An ACL tear ended Mincey’s 2017 early, but the senior beat his healing schedule to play.
Ashton Mincey’s reputation as a student-athlete is solid for good reason.
The Plant City Raiders’ middle linebacker has proven to be a hard worker on the field, consistently playing well in his three seasons with the varsity team. He’s a hard worker in the classroom, currently sporting a 4.56 GPA. He also proved in the offseason that he’s a hard worker when it comes to injury rehabilitation.
One of the last injuries any football player — really, any athlete — wants to suffer is a torn ACL. Mincey was having a productive season for the Raiders through five games in 2017 when he was unlucky enough to get the injury. Just like that, his season was over.
“I was devastated because I didn’t think I was going to come back,” Mincey said.
His doctor told him he’d most likely be able to go back to the field by this month. That made Mincey feel better, but he wanted something more.
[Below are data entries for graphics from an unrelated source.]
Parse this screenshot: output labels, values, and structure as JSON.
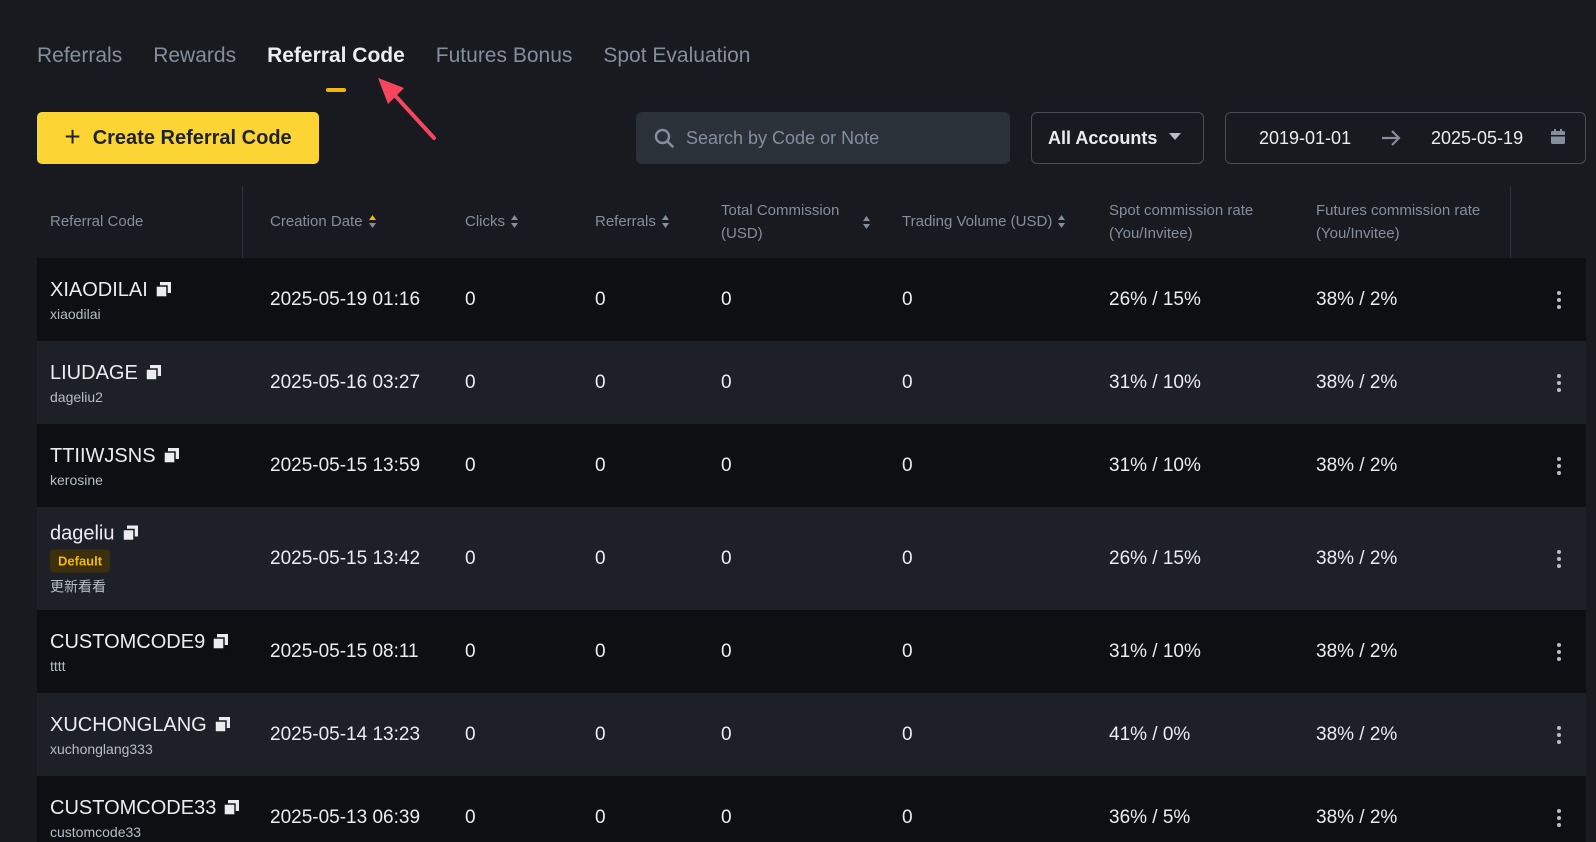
{
  "tabs": [
    {
      "label": "Referrals"
    },
    {
      "label": "Rewards"
    },
    {
      "label": "Referral Code"
    },
    {
      "label": "Futures Bonus"
    },
    {
      "label": "Spot Evaluation"
    }
  ],
  "active_tab": "Referral Code",
  "toolbar": {
    "create_label": "Create Referral Code",
    "search_placeholder": "Search by Code or Note",
    "account_select": "All Accounts",
    "date_start": "2019-01-01",
    "date_end": "2025-05-19"
  },
  "table": {
    "headers": {
      "code": "Referral Code",
      "creation_date": "Creation Date",
      "clicks": "Clicks",
      "referrals": "Referrals",
      "total_commission": "Total Commission (USD)",
      "trading_volume": "Trading Volume (USD)",
      "spot_rate": "Spot commission rate (You/Invitee)",
      "futures_rate": "Futures commission rate (You/Invitee)"
    },
    "rows": [
      {
        "code": "XIAODILAI",
        "note": "xiaodilai",
        "badge": "",
        "date": "2025-05-19 01:16",
        "clicks": "0",
        "referrals": "0",
        "commission": "0",
        "volume": "0",
        "spot": "26% / 15%",
        "futures": "38% / 2%"
      },
      {
        "code": "LIUDAGE",
        "note": "dageliu2",
        "badge": "",
        "date": "2025-05-16 03:27",
        "clicks": "0",
        "referrals": "0",
        "commission": "0",
        "volume": "0",
        "spot": "31% / 10%",
        "futures": "38% / 2%"
      },
      {
        "code": "TTIIWJSNS",
        "note": "kerosine",
        "badge": "",
        "date": "2025-05-15 13:59",
        "clicks": "0",
        "referrals": "0",
        "commission": "0",
        "volume": "0",
        "spot": "31% / 10%",
        "futures": "38% / 2%"
      },
      {
        "code": "dageliu",
        "note": "更新看看",
        "badge": "Default",
        "date": "2025-05-15 13:42",
        "clicks": "0",
        "referrals": "0",
        "commission": "0",
        "volume": "0",
        "spot": "26% / 15%",
        "futures": "38% / 2%"
      },
      {
        "code": "CUSTOMCODE9",
        "note": "tttt",
        "badge": "",
        "date": "2025-05-15 08:11",
        "clicks": "0",
        "referrals": "0",
        "commission": "0",
        "volume": "0",
        "spot": "31% / 10%",
        "futures": "38% / 2%"
      },
      {
        "code": "XUCHONGLANG",
        "note": "xuchonglang333",
        "badge": "",
        "date": "2025-05-14 13:23",
        "clicks": "0",
        "referrals": "0",
        "commission": "0",
        "volume": "0",
        "spot": "41% / 0%",
        "futures": "38% / 2%"
      },
      {
        "code": "CUSTOMCODE33",
        "note": "customcode33",
        "badge": "",
        "date": "2025-05-13 06:39",
        "clicks": "0",
        "referrals": "0",
        "commission": "0",
        "volume": "0",
        "spot": "36% / 5%",
        "futures": "38% / 2%"
      }
    ]
  },
  "colors": {
    "accent": "#fcd535",
    "background": "#181a20",
    "annotation_arrow": "#f6465d"
  }
}
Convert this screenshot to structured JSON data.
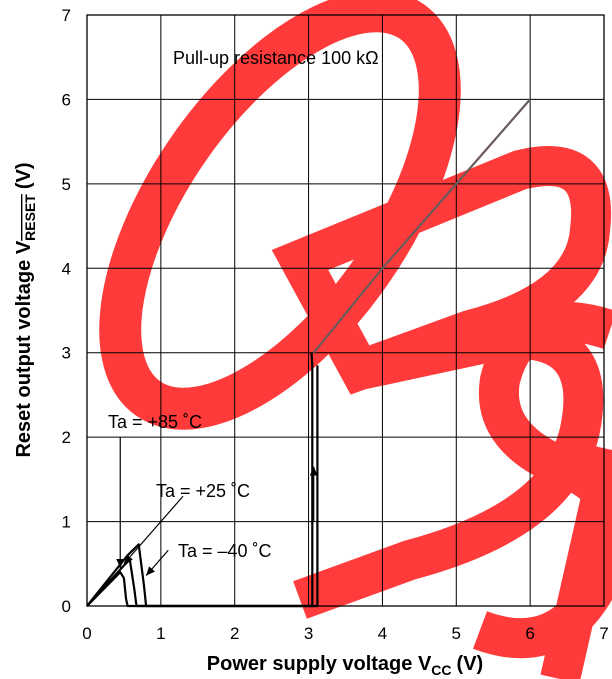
{
  "chart_data": {
    "type": "line",
    "xlabel": "Power supply voltage V",
    "xlabel_sub": "CC",
    "xlabel_unit": "(V)",
    "ylabel": "Reset output voltage V",
    "ylabel_sub": "RESET",
    "ylabel_unit": "(V)",
    "xlim": [
      0,
      7
    ],
    "ylim": [
      0,
      7
    ],
    "xticks": [
      "0",
      "1",
      "2",
      "3",
      "4",
      "5",
      "6",
      "7"
    ],
    "yticks": [
      "0",
      "1",
      "2",
      "3",
      "4",
      "5",
      "6",
      "7"
    ],
    "grid": true,
    "annotations": {
      "condition": "Pull-up resistance 100 kΩ",
      "t85": "Ta = +85 ˚C",
      "t25": "Ta = +25 ˚C",
      "tm40": "Ta = –40 ˚C"
    },
    "series": [
      {
        "key": "ta85",
        "color": "#000000",
        "x": [
          0,
          0.45,
          0.5,
          0.53,
          0.55,
          3.05,
          3.05,
          3.04
        ],
        "y": [
          0,
          0.4,
          0.33,
          0.08,
          0,
          0,
          2.85,
          3.0
        ]
      },
      {
        "key": "ta25",
        "color": "#000000",
        "x": [
          0,
          0.5,
          0.58,
          0.64,
          0.67,
          3.09
        ],
        "y": [
          0,
          0.48,
          0.55,
          0.2,
          0,
          0
        ]
      },
      {
        "key": "tm40",
        "color": "#000000",
        "x": [
          0,
          0.55,
          0.7,
          0.77,
          0.8,
          3.12,
          3.12
        ],
        "y": [
          0,
          0.6,
          0.73,
          0.25,
          0,
          0,
          2.85
        ]
      },
      {
        "key": "rise",
        "color": "#6b5a5a",
        "x": [
          3.07,
          4.0,
          5.0,
          6.0
        ],
        "y": [
          3.0,
          4.0,
          5.0,
          6.0
        ]
      }
    ],
    "arrows": [
      {
        "x1": 0.45,
        "y1": 2.0,
        "x2": 0.45,
        "y2": 0.45
      },
      {
        "x1": 1.3,
        "y1": 1.3,
        "x2": 0.5,
        "y2": 0.5
      },
      {
        "x1": 1.1,
        "y1": 0.66,
        "x2": 0.8,
        "y2": 0.36
      },
      {
        "x1": 3.07,
        "y1": 1.0,
        "x2": 3.07,
        "y2": 1.65
      }
    ],
    "watermark_color": "#ff2a2a"
  }
}
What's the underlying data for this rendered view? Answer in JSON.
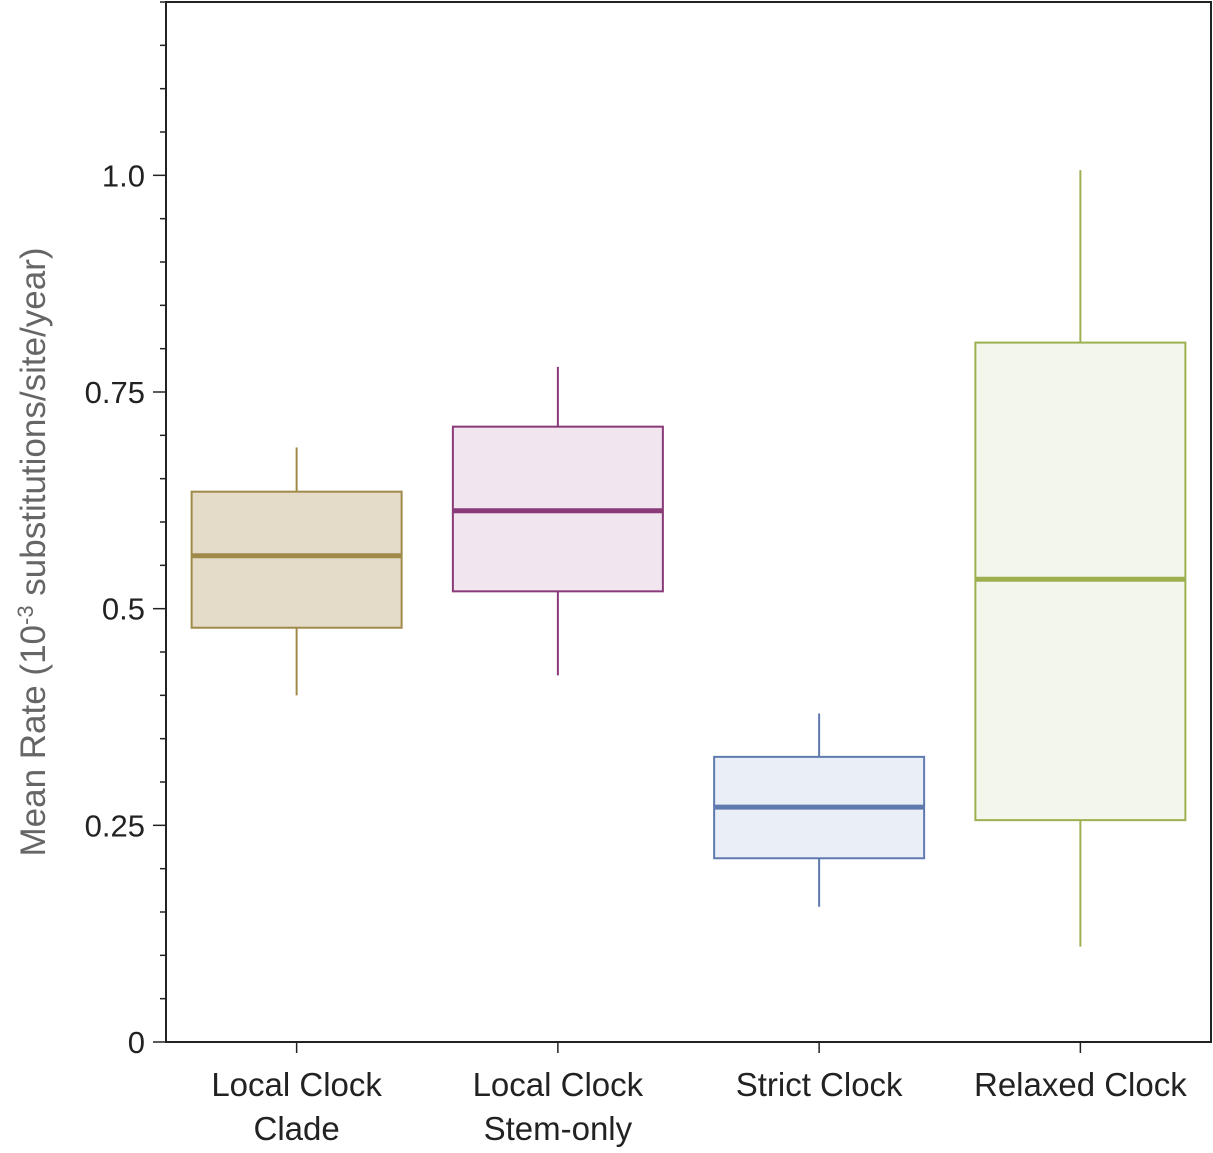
{
  "chart_data": {
    "type": "box",
    "title": "",
    "xlabel": "",
    "ylabel": {
      "text_before": "Mean Rate  (10",
      "superscript": "-3",
      "text_after": " substitutions/site/year)"
    },
    "ylim": [
      0,
      1.2
    ],
    "yticks": [
      {
        "value": 0,
        "label": "0"
      },
      {
        "value": 0.25,
        "label": "0.25"
      },
      {
        "value": 0.5,
        "label": "0.5"
      },
      {
        "value": 0.75,
        "label": "0.75"
      },
      {
        "value": 1.0,
        "label": "1.0"
      }
    ],
    "minor_tick_step": 0.05,
    "grid": false,
    "legend": "none",
    "boxes": [
      {
        "label_lines": [
          "Local Clock",
          "Clade"
        ],
        "whisker_low": 0.4,
        "q1": 0.478,
        "median": 0.561,
        "q3": 0.635,
        "whisker_high": 0.686,
        "color": "#a08a4a",
        "fill": "#e4dcc8"
      },
      {
        "label_lines": [
          "Local Clock",
          "Stem-only"
        ],
        "whisker_low": 0.423,
        "q1": 0.52,
        "median": 0.613,
        "q3": 0.71,
        "whisker_high": 0.779,
        "color": "#8a3a78",
        "fill": "#f1e6ef"
      },
      {
        "label_lines": [
          "Strict Clock"
        ],
        "whisker_low": 0.156,
        "q1": 0.212,
        "median": 0.271,
        "q3": 0.329,
        "whisker_high": 0.379,
        "color": "#5f7aae",
        "fill": "#eaeef6"
      },
      {
        "label_lines": [
          "Relaxed Clock"
        ],
        "whisker_low": 0.11,
        "q1": 0.256,
        "median": 0.534,
        "q3": 0.807,
        "whisker_high": 1.006,
        "color": "#9cb050",
        "fill": "#f3f6ea"
      }
    ]
  }
}
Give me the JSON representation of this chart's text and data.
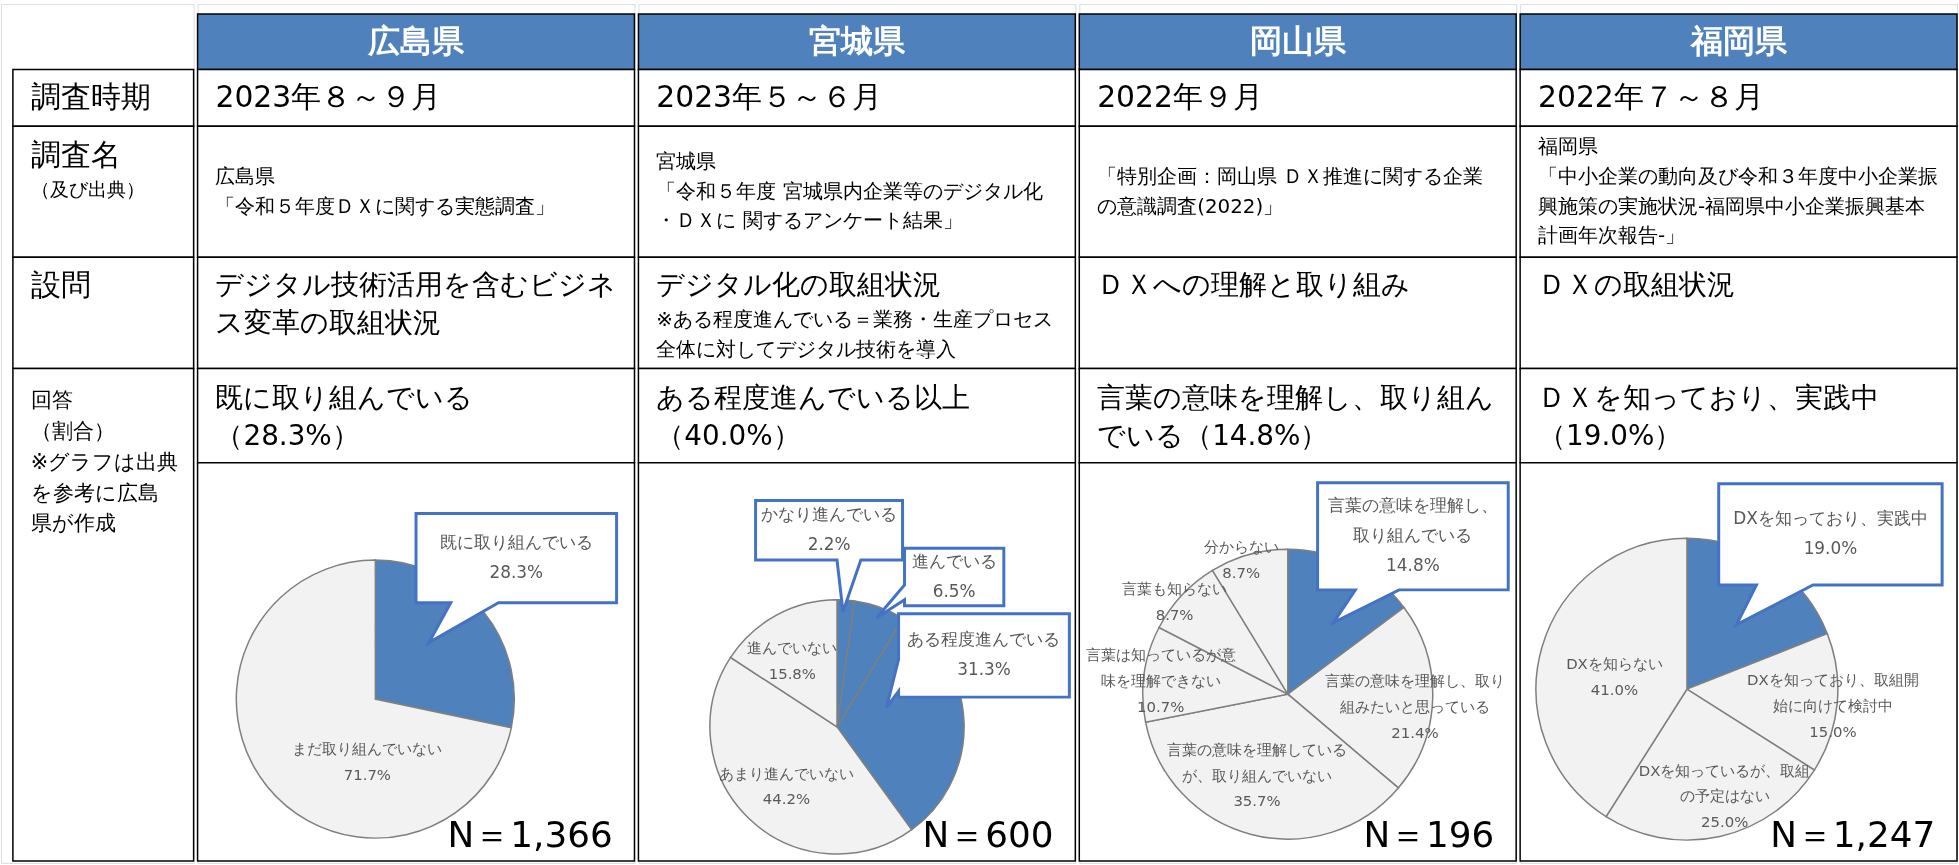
{
  "chart_data": [
    {
      "type": "other",
      "annotations": [
        "調査時期",
        "調査名",
        "（及び出典）",
        "設問",
        "回答",
        "（割合）",
        "※グラフは出典を参考に広島県が作成"
      ]
    },
    {
      "type": "pie",
      "title": "広島県",
      "categories": [
        "既に取り組んでいる",
        "まだ取り組んでいない"
      ],
      "values": [
        28.3,
        71.7
      ],
      "colors": [
        "#4f81bd",
        "#f2f2f2"
      ],
      "value_labels": [
        "28.3%",
        "71.7%"
      ],
      "annotations": [
        "2023年８～９月",
        "広島県",
        "「令和５年度ＤＸに関する実態調査」",
        "デジタル技術活用を含むビジネス変革の取組状況",
        "既に取り組んでいる（28.3%）",
        "N＝1,366"
      ]
    },
    {
      "type": "pie",
      "title": "宮城県",
      "categories": [
        "かなり進んでいる",
        "進んでいる",
        "ある程度進んでいる",
        "あまり進んでいない",
        "進んでいない"
      ],
      "values": [
        2.2,
        6.5,
        31.3,
        44.2,
        15.8
      ],
      "colors": [
        "#4f81bd",
        "#4f81bd",
        "#4f81bd",
        "#f2f2f2",
        "#f2f2f2"
      ],
      "value_labels": [
        "2.2%",
        "6.5%",
        "31.3%",
        "44.2%",
        "15.8%"
      ],
      "annotations": [
        "2023年５～６月",
        "宮城県",
        "「令和５年度 宮城県内企業等のデジタル化・ＤＸに 関するアンケート結果」",
        "デジタル化の取組状況",
        "※ある程度進んでいる＝業務・生産プロセス全体に対してデジタル技術を導入",
        "ある程度進んでいる以上（40.0%）",
        "N＝600"
      ]
    },
    {
      "type": "pie",
      "title": "岡山県",
      "categories": [
        "言葉の意味を理解し、取り組んでいる",
        "言葉の意味を理解し、取り組みたいと思っている",
        "言葉の意味を理解しているが、取り組んでいない",
        "言葉は知っているが意味を理解できない",
        "言葉も知らない",
        "分からない"
      ],
      "values": [
        14.8,
        21.4,
        35.7,
        10.7,
        8.7,
        8.7
      ],
      "colors": [
        "#4f81bd",
        "#f2f2f2",
        "#f2f2f2",
        "#f2f2f2",
        "#f2f2f2",
        "#f2f2f2"
      ],
      "value_labels": [
        "14.8%",
        "21.4%",
        "35.7%",
        "10.7%",
        "8.7%",
        "8.7%"
      ],
      "annotations": [
        "2022年９月",
        "「特別企画：岡山県 ＤＸ推進に関する企業の意識調査(2022)」",
        "ＤＸへの理解と取り組み",
        "言葉の意味を理解し、取り組んでいる（14.8%）",
        "N＝196"
      ]
    },
    {
      "type": "pie",
      "title": "福岡県",
      "categories": [
        "DXを知っており、実践中",
        "DXを知っており、取組開始に向けて検討中",
        "DXを知っているが、取組の予定はない",
        "DXを知らない"
      ],
      "values": [
        19.0,
        15.0,
        25.0,
        41.0
      ],
      "colors": [
        "#4f81bd",
        "#f2f2f2",
        "#f2f2f2",
        "#f2f2f2"
      ],
      "value_labels": [
        "19.0%",
        "15.0%",
        "25.0%",
        "41.0%"
      ],
      "annotations": [
        "2022年７～８月",
        "福岡県",
        "「中小企業の動向及び令和３年度中小企業振興施策の実施状況-福岡県中小企業振興基本計画年次報告-」",
        "ＤＸの取組状況",
        "ＤＸを知っており、実践中（19.0%）",
        "N＝1,247"
      ]
    }
  ]
}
With one season left to ball out, help the team get back to the playoffs and get his college plans finalized, the senior didn’t want to miss a thing. He didn’t just want to resume activity by August — he wanted to be feeling back to 100% by August.
“I kept myself motivated by telling myself I wanted to come back stronger than I did last year, make more plays than I did last year and just help our team win more than last year,” Mincey said.
The ACL tear is not an injury where athletes can be sure they’ll come back as they were or, like a baseball player after Tommy John surgery, a little bit stronger. Before the 1990s, a torn ACL was an athlete’s career death sentence. Advances in medicine have helped change that for the better, but the injury still requires great care and patience during a grueling rehab process. No matter what, you wrestle with the chance that the tiny ligament won’t heal properly and your performance will never be the same.
Mincey fought through the pain of rehab three days a week and hit the weight room every day as soon as he was cleared for it hoping he’d be one of the lucky ones, a quick healer. His prayers were rewarded: he was able to walk on his own in less than two months, the ligament healed faster than the prognosis suggested and Mincey entered August ready for the real deal.
“Just trust the process,” he said. “If you trust the process it’ll go by quickly. It will be painful, but it will go by. You will come back.
Mincey said he feels totally comfortable moving at game speed. Head coach James Booth said the senior looks like he hasn’t missed a beat out there. If this is the case, that’s good news for Plant City’s defense and bad news for the offenses on the Raiders’ schedule.